The Bill might now be considered a hop, skip and a jump away from being, finally, signed by the President, bringing to an end much uncertainty in the oil and gas sector. Traditionally, investors in non-producing frontier petroleum jurisdictions, such as a South African investor, proceed cautiously when faced with legislative uncertainty. Engaging in significant exploration spend when faced with such uncertainty, particularly prolonged uncertainty, may be difficult for investors to justify. In addition to this, the oil price crisis creates the perfect storm for curtailed spend and this in turn hampers much needed growth of the domestic sector.
There are a number of reasons for the Bill’s delay, including certain reservations of the President; consultative issues, seemingly cleared up by the referral of the Bill to the National House of Traditional Leaders; and constitutional issues regarding the Codes of Good practice and the Housing and Living Condition Standards for the minerals industry, which have now been resolved by the portfolio committee on mineral resources. Concerns regarding the implementation of other petroleum-related issues, particularly the state’s free carry and the dissolution of the petroleum agency have not been a focal point.
Though far from perfect, the Bill may attain something close enough given that the NCOP may yet summon stakeholders to report to it in regard to outstanding contentious issues by accepting petitions, representations or submissions as part of the meetings of its select committee on land and mineral resources. Those stakeholders may yet have an opportunity to get a second bite at the cherry and help deliver a less objectionable piece of legislation. Any petitions, representations, submissions, public consultations or hearings will undoubtedly be a much more curtailed process given that stakeholders have had an extended period to get their ducks in a row. Given context it will be comforting to have the Bill passed in the early part of next year so that we have a legislative framework to underpin the contractual terms which must ultimately be agreed between the investor and the Minister of Mineral Resources.

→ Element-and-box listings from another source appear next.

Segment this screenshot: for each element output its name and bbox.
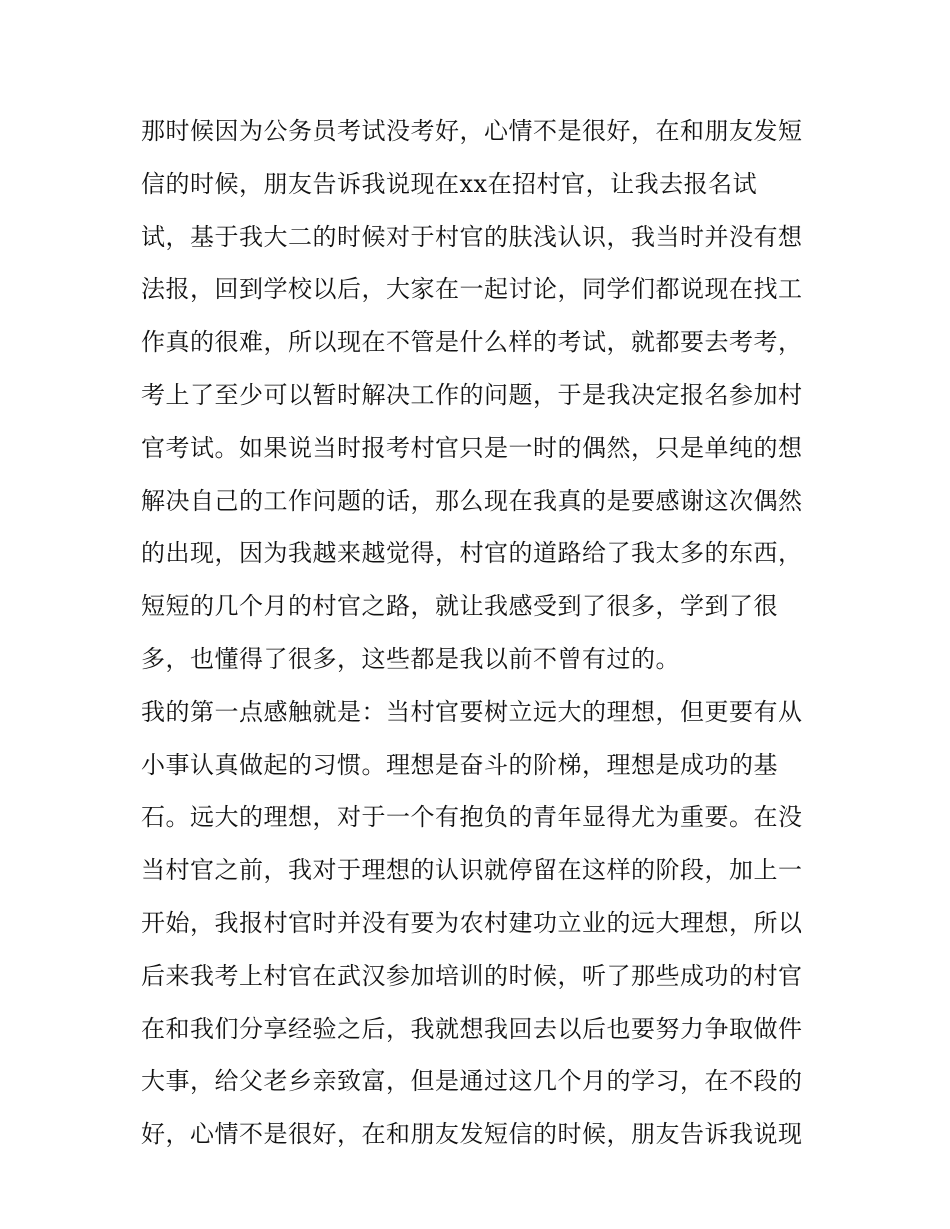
text-line: 的出现，因为我越来越觉得，村官的道路给了我太多的东西，	[141, 539, 803, 568]
text-line: 官考试。如果说当时报考村官只是一时的偶然，只是单纯的想	[141, 433, 803, 462]
text-line: 多，也懂得了很多，这些都是我以前不曾有过的。	[141, 644, 680, 673]
text-line: 法报，回到学校以后，大家在一起讨论，同学们都说现在找工	[141, 275, 803, 304]
text-line: 短短的几个月的村官之路，就让我感受到了很多，学到了很	[141, 592, 778, 621]
text-line: 好，心情不是很好，在和朋友发短信的时候，朋友告诉我说现	[141, 1120, 803, 1149]
text-line: 在和我们分享经验之后，我就想我回去以后也要努力争取做件	[141, 1014, 803, 1043]
text-line: 考上了至少可以暂时解决工作的问题，于是我决定报名参加村	[141, 380, 803, 409]
text-line: 小事认真做起的习惯。理想是奋斗的阶梯，理想是成功的基	[141, 750, 778, 779]
text-line: 作真的很难，所以现在不管是什么样的考试，就都要去考考，	[141, 328, 803, 357]
text-line: 那时候因为公务员考试没考好，心情不是很好，在和朋友发短	[141, 117, 803, 145]
text-line: 我的第一点感触就是：当村官要树立远大的理想，但更要有从	[141, 697, 803, 726]
text-line: 后来我考上村官在武汉参加培训的时候，听了那些成功的村官	[141, 961, 803, 990]
text-line: 解决自己的工作问题的话，那么现在我真的是要感谢这次偶然	[141, 486, 803, 515]
text-line: 信的时候，朋友告诉我说现在xx在招村官，让我去报名试	[141, 169, 758, 198]
text-line: 试，基于我大二的时候对于村官的肤浅认识，我当时并没有想	[141, 222, 803, 251]
text-line: 石。远大的理想，对于一个有抱负的青年显得尤为重要。在没	[141, 803, 803, 832]
body-text	[141, 105, 821, 1161]
text-line: 开始，我报村官时并没有要为农村建功立业的远大理想，所以	[141, 908, 803, 937]
text-line: 当村官之前，我对于理想的认识就停留在这样的阶段，加上一	[141, 856, 803, 885]
text-line: 大事，给父老乡亲致富，但是通过这几个月的学习，在不段的	[141, 1067, 803, 1096]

Meanwhile, the Minister of Energy’s revelation at her Energy Department Budget Speech in May this year, that new legislation was in the offing is telling. Specifically the proposed Amendment of the National Energy Regulation Act; Gas Amendment Bill; Upstream Gas Bill; and Petroleum Agency of South Africa Establishment Bill, seems to indicate that parts of our current oil and gas legislation will be detached from the MPRDA and the much talked about separation of the petroleum sector from the mining industry may have already begun, if only in an understated, but different way than we might have expected.
This may be an indication that oil and gas exploration and production in South Africa will soon be regulated by more than just the Minerals and Petroleum Resources Development Act. Navigating hybrid legislation is not unusual in the South African context nor is it by any means an insurmountable task.